Management commentary about fourth-quarter contraction in VIP business in Macau took some of the shine off the third-quarter results of Wynn Resorts Ltd, said several brokerages in notes issued after an earnings conference call on Wednesday.
Wynn Resorts is the parent of Wynn Macau Ltd, which operates a resort of that name on the city’s peninsula, and Wynn Palace on Cotai.
During the earnings call, Matt Maddox, president and chief executive of Wynn Resorts, had said that the company was “seeing a little bit of a contraction” in terms of VIP gambling and so-called premium mass play.
“Since Golden Week we’ve noticed that during the midweek it’s been quite choppy and the weekends have been sporadic” in terms of business demand, he said, referring to a Chinese holiday period in early October.
Mr Maddox further stated: “We do think that the premium end of the market is feeling softer and that’s our expectation for the fourth quarter.”
He added: “What we’ve seen post-Golden Week has been a slowdown. And we’ve seen it in particular in the premium end of the business: premium mass, premium slots; and VIP and that is where the vast majority of our EBITDA [earnings before interest, taxation, depreciation and amortisation] comes from.”
Wynn Macau Ltd stock lost nearly 10 percent in value during Thursday trading in Hong Kong, closing at HKD17.06 (US$2.18).
Mr Maddox also provided a US$3.3 million to US$3.7 million per day EBITDA guidance for the fourth quarter in Macau.
“At the midpoint,” those figures implied fourth-quarter property EBITDA of around “US$322 million”, wrote Carlo Santarelli and Danny Valoy of Deutsche Bank Securities Inc.
“On a hold-adjusted basis, [the group's] Macau property EBITDA was US$4.2 million in third quarter 2018, thereby implying a 17 percent quarter-on-quarter decline in the fourth quarter, despite the benefit of Golden Week,” the analysts added.
Wynn Macau had delivered a “strong third quarter”, but “conservative guidance” about the fourth quarter had created “negative overhang in the near term,” said a Thursday note issued from Hong Kong by brokerage Sanford C. Bernstein Ltd.
For weeks now senior managers in the Macau casino market have been mentioning Chinese consumer confidence – amid a United States-China trade war – as a factor in possible softening or slowing of demand.

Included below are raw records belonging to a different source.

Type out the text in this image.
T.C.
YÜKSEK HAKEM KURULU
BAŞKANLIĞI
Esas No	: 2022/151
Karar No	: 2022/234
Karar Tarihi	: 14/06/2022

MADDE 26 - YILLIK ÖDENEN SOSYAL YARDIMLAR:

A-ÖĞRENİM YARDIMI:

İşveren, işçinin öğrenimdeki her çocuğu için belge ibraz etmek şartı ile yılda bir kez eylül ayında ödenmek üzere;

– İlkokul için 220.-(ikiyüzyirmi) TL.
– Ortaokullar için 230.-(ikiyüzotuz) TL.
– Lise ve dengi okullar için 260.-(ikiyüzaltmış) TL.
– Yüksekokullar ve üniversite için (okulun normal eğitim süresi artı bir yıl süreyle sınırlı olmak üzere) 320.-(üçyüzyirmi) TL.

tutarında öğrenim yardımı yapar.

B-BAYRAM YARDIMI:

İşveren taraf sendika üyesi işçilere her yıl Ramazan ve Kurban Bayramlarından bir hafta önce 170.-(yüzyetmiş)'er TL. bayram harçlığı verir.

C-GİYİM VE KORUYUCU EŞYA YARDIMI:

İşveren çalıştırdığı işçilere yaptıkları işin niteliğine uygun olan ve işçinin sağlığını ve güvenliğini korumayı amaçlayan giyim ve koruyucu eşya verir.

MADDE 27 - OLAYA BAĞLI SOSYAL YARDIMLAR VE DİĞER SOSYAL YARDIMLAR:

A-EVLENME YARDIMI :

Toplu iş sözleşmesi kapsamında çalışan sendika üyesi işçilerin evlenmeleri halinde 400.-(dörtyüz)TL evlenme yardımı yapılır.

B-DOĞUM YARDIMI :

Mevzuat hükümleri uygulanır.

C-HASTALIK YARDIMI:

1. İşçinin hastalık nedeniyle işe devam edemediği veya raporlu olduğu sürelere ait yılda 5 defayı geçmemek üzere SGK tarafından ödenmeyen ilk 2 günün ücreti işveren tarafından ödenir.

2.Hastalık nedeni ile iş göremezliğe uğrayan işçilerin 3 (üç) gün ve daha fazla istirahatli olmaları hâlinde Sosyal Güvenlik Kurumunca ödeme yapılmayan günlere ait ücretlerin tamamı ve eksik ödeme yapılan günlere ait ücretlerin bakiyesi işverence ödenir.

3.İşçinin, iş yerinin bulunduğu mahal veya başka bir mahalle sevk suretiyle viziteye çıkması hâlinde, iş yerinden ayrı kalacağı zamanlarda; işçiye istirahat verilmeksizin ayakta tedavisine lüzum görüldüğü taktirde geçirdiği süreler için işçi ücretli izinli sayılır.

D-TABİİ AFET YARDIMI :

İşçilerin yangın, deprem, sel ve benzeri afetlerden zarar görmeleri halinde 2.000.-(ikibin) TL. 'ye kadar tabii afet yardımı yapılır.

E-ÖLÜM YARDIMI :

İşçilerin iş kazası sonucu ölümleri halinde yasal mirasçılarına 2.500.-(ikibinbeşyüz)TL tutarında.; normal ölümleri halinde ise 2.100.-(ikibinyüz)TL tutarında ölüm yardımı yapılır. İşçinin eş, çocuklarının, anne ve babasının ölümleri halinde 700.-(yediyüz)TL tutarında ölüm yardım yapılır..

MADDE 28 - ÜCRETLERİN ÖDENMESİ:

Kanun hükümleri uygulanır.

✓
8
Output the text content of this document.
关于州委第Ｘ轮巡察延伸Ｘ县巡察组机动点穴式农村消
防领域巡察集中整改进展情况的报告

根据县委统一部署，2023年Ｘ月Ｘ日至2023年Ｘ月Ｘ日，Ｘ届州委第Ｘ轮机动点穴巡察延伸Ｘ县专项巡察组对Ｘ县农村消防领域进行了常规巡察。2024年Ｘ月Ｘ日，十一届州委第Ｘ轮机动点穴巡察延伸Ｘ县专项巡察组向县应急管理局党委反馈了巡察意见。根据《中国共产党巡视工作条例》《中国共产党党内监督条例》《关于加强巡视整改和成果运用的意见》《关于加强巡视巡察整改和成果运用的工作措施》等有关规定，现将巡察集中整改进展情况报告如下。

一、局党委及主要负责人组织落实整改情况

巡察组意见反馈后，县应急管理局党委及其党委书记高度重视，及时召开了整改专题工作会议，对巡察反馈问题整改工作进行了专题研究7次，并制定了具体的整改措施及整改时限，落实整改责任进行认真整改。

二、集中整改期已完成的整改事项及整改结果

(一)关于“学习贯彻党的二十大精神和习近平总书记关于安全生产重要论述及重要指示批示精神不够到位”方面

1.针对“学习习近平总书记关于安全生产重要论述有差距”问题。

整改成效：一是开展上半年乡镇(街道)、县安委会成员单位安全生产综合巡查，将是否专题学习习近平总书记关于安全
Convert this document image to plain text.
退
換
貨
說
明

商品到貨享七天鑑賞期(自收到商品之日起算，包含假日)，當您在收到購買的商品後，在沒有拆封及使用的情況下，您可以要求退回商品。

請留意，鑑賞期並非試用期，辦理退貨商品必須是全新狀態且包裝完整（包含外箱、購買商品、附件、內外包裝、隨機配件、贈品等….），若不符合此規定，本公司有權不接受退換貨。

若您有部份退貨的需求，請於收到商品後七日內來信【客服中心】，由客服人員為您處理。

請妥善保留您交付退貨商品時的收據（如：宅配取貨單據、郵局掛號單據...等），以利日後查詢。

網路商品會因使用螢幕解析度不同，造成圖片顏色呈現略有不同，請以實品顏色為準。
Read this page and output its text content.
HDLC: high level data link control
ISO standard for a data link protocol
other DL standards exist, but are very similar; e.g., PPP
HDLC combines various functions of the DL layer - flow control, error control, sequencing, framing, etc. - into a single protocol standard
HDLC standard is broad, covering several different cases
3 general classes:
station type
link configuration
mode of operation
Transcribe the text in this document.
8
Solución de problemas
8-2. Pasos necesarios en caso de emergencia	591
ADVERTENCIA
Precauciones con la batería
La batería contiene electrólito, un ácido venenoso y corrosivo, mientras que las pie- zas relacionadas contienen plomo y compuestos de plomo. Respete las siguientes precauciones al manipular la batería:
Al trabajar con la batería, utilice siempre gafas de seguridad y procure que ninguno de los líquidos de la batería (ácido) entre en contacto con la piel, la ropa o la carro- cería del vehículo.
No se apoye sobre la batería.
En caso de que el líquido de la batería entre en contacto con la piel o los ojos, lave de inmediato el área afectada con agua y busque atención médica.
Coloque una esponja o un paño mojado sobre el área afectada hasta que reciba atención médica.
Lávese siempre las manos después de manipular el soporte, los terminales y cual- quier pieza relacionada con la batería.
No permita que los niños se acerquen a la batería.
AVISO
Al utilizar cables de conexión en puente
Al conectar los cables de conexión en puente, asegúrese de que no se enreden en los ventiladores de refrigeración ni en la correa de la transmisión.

The day of the Wynn Resorts call it emerged that although U.S. President Donald Trump’s Republican Party had lost control of the lower house of the U.S. Congress, in mid-term elections, it had strengthened its position in the upper house, the U.S. Senate, dampening the prospects of Mr Trump’s hand being significantly weakened in the trade battle with China.
‘Confidence contraction’
In later comments on the Wynn Resorts quarterly call, Craig Billings, chief financial officer and treasurer, seemed to play down the Macau “contraction” idea, indicating it referred more to mood than necessarily dollars through the door.
Mr Billings said: “It’s really the premium segment where there’s been a slight contraction in confidence.”
He added: “As everyone has been following the space for more than 10 years now knows, it’s temporary but it takes a little time to get that confidence back.”
In response to an analyst’s question on the consumer confidence issue, Mr Maddox had said: “This does not feel like 2014. There’s not a large credit bubble looming.”
He added later during the call: “We are very big believers in the long term in Macau and if there’s a pullback for three months six months nine months – not sure what it is [might be] – we’ve been through those. What we know is that the underlying demand for this business is very strong.”
Macau might be “the first to retract” in tougher trading times, but was also “the first to expand as you come out of these slowdowns,” noted Mr Maddox.
Japanese brokerage Nomura said that “investors will be left wondering if all operators in Macau have an outlook post Golden Week as downbeat as Wynn’s”.
Analysts Harry Curtis, Daniel Adam and Brian Dobson however mentioned that the likely fourth quarter contraction was “cyclical and not structural as in 2014-2015 when Beijing was enforcing regulations to curb illicit and widespread local government corruption”.
They added: “2018 is different. Liquidity at the highest levels is not an issue and wealthy players are still wealthy. Consumer (and player) confidence will return, but it’s anybody’s guess as to when.”
The Deutsche Bank analysts said that while somewhat conservative, they believed the Wynn group to be “making less of a market gross gaming revenue call, and more a call on the makeup of its own business, in which VIP and premium mass are underperforming the broader market, and as such, Wynn is likely to lose share”.
The Deutsche Bank also observed there had been “a lot of discussion” of Macau development plans on the earnings call. “We question how much of it comes to fruition,” said the institution’s analysts.
Union Gaming Securities Asia Ltd said in a Thursday note that fourth quarter 2018 and first quarter 2019 “will be the most challenging for Wynn”.
“We have adjusted our expectations for the next two quarters, which results in a US$3.8 million EBITDA/day run-rate next year, or 2019 down 8.5 percent year-on-year, and we have assumed a return to growth in 2020,” wrote analyst Grant Govertsen.